Press Release

DBRS Maintains PowerStream Inc.’s Under Review with Developing Implications Status

Utilities & Independent Power
October 05, 2016

DBRS Limited (DBRS) has today maintained its status of Under Review with Developing Implications on the “A” Issuer Rating and Senior Unsecured Debentures of PowerStream Inc. (PowerStream or the Company). This rating action has been in place since November 20, 2015, following the announcement that a proposal to merge PowerStream, Enersource Corporation (rated “A” by DBRS) and Horizon Utilities Corporation and jointly acquire Hydro One Brampton Networks Inc. (HOBNI; rated “A” by DBRS) received approval from all shareholders. The proposed merger and purchase of HOBNI (the Transaction) is in line with the recommendation from the Premier’s Advisory Council on Government Assets. The Transaction requires regulatory approval by the Ontario Energy Board (OEB), which is anticipated by the end of 2016.

The Transaction, as it currently stands, could have a modestly positive impact on the business risk assessment (BRA) of the Company as the Transaction is expected to create meaningful synergetic benefits. Under the current regulatory regime, shareholders can retain the benefit of operating synergies following a merger for up to ten years. However, these merger synergies could yield less savings than anticipated should the OEB impose a higher efficiency target or greater earnings sharing mechanisms on the merged entity (MergeCo) during the ten-year rebasing deferral period. DBRS assumes that merger savings will be fully passed onto ratepayers after the ten-year rebasing deferral period. Furthermore, MergeCo will be exposed to integration and early rebasing risk.
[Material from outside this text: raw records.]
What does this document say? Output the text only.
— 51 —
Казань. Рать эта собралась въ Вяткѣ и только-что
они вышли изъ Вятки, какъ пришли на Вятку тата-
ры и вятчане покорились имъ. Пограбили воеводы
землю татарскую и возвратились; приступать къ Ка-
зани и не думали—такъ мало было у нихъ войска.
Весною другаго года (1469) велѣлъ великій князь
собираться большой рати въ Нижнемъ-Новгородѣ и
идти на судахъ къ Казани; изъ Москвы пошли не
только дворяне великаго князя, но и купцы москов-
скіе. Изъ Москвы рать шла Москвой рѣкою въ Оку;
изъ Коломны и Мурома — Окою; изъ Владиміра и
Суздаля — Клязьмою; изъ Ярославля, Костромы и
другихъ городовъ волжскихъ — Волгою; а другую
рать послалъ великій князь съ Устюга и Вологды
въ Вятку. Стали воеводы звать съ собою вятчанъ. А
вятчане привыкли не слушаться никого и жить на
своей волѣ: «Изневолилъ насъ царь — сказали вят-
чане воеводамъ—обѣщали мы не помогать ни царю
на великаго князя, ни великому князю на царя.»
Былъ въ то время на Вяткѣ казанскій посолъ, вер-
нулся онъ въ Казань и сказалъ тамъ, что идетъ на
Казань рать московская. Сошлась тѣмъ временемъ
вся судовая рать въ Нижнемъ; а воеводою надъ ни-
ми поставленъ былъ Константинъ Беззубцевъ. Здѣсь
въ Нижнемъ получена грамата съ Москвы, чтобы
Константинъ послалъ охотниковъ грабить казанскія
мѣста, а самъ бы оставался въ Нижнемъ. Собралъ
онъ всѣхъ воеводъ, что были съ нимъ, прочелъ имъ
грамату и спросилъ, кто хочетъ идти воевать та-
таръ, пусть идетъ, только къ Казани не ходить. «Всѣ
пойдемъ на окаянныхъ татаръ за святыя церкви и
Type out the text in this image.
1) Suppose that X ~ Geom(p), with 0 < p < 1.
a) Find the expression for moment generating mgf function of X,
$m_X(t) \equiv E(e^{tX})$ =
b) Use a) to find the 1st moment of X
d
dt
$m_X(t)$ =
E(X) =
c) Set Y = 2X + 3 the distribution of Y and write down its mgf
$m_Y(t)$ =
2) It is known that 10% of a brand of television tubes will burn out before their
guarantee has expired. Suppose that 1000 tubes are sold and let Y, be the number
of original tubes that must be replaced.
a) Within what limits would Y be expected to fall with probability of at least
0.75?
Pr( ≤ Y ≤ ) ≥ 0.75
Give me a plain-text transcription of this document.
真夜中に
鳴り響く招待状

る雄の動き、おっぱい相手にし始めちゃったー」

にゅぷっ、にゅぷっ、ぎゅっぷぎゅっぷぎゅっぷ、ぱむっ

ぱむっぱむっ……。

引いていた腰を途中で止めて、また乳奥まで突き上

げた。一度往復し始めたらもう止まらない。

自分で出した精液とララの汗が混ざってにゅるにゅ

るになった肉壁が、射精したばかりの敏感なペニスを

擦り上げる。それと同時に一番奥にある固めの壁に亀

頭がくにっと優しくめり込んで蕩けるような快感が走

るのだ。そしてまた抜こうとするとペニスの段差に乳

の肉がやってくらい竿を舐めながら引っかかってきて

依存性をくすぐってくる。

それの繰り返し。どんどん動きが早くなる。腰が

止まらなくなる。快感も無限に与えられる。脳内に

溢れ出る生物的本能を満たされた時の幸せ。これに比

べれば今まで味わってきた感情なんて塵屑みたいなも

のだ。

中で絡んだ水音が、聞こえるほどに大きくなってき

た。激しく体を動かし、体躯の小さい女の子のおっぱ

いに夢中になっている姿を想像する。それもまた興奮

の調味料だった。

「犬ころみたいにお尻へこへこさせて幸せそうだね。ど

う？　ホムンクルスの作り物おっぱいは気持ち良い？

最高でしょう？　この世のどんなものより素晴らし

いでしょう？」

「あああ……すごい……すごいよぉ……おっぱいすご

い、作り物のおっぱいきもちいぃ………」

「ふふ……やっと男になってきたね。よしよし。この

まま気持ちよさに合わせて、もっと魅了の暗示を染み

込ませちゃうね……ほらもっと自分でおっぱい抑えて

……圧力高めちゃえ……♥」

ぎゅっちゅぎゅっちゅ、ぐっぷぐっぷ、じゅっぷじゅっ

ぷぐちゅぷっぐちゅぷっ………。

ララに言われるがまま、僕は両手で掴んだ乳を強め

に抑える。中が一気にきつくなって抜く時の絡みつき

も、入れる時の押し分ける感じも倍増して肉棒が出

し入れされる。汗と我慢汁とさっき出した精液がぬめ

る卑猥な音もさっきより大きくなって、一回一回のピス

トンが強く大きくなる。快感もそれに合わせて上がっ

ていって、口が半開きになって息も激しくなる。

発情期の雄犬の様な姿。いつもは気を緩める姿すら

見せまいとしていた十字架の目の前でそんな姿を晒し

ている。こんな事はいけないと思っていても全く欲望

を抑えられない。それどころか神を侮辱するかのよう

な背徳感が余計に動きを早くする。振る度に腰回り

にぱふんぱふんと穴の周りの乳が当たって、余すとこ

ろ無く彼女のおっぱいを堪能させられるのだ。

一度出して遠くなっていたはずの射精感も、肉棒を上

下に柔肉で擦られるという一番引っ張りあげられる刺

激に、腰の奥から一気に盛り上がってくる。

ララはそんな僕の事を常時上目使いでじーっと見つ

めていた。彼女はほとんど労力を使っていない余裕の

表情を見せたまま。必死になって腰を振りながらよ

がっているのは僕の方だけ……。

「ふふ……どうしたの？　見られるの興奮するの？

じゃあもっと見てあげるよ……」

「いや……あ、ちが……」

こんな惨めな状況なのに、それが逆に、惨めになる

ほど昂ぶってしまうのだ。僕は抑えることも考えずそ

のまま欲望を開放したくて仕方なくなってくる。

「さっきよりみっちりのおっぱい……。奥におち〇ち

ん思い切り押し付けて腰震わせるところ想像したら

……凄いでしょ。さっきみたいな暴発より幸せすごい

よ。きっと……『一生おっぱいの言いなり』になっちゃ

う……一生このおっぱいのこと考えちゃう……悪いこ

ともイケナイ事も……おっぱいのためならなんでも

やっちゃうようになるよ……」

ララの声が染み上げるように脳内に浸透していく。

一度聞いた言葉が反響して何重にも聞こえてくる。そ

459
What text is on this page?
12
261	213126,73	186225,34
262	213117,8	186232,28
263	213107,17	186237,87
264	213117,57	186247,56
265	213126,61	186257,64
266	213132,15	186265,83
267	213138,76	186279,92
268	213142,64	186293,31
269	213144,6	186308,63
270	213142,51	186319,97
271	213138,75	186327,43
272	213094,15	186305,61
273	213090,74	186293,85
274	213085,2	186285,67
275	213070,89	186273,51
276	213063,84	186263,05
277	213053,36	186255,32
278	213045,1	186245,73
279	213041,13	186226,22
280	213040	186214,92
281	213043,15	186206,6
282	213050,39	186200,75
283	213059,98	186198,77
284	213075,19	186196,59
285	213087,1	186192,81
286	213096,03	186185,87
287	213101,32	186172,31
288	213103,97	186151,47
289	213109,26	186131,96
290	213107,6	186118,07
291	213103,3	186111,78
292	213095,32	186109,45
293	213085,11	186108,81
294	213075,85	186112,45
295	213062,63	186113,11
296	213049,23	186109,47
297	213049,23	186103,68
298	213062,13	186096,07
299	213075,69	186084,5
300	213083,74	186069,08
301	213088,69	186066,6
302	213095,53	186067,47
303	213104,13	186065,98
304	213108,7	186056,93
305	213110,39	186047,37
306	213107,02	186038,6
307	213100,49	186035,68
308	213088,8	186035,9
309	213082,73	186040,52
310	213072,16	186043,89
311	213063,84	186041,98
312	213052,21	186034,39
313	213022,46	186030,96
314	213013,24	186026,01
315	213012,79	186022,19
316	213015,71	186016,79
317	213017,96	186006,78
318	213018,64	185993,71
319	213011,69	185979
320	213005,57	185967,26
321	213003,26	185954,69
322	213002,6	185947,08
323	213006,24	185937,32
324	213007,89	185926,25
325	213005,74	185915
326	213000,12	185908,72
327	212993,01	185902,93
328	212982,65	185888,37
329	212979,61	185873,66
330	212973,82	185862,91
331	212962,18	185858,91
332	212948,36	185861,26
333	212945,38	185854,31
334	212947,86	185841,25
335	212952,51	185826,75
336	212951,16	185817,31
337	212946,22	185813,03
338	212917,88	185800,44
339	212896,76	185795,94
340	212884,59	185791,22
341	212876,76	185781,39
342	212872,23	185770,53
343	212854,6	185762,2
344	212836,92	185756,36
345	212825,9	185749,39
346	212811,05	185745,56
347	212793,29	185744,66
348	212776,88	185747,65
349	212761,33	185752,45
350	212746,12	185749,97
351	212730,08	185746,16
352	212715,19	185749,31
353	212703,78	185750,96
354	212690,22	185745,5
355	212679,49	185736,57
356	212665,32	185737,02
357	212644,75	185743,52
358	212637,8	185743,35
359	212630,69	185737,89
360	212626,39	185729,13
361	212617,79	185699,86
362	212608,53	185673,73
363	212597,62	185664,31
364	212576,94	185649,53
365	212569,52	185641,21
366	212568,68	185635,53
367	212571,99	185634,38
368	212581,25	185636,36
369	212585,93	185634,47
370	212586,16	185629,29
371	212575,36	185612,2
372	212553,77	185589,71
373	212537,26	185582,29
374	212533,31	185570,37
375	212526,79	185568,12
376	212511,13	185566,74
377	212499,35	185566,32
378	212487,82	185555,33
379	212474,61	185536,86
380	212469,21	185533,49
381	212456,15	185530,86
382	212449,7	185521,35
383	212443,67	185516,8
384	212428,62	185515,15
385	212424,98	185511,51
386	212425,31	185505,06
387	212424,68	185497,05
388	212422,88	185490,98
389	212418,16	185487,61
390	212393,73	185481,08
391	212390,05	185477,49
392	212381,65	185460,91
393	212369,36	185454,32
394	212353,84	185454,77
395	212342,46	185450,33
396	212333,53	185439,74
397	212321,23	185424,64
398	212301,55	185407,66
Where a rate application is required before ten years, synergetic benefits could be less than projected.

MergeCo’s financial risk assessment (FRA) is expected to be weaker than it otherwise would have been had PowerStream remained a standalone entity, during the first few years following the merger as a result of the following:

(1) Incremental debt associated with the HOBNI acquisition: The purchase price is expected to be approximately $607 million and funded with materially higher leverage at 70% (versus Ontario-based utilities’ deemed capital structure of 60% debt and 40% equity);
(2) A material acquisition premium ($202 million) to HOBNI’s rate base ($405 million): The acquisition premium will not be added on the rate base, and as such, there will be no recovery of the acquisition premium through rate increases; and
(3) Upfront merger costs whereas costs savings will be spread over the ten-year rebasing deferral period. DBRS will further review both MergeCo’s BRA and FRA when the OEB releases its decision on the Transaction.

Notes:
All figures are in Canadian dollars unless otherwise noted.

The related regulatory disclosures pursuant to the National Instrument 25-101 Designated Rating Organizations are hereby incorporated by reference and can be found by clicking on the link to the right under Related Research or by contacting us at info@dbrs.com.

The applicable methodology is Rating Companies in the Regulated Electric, Natural Gas and Water Utilities Industry, which can be found on our website under Methodologies.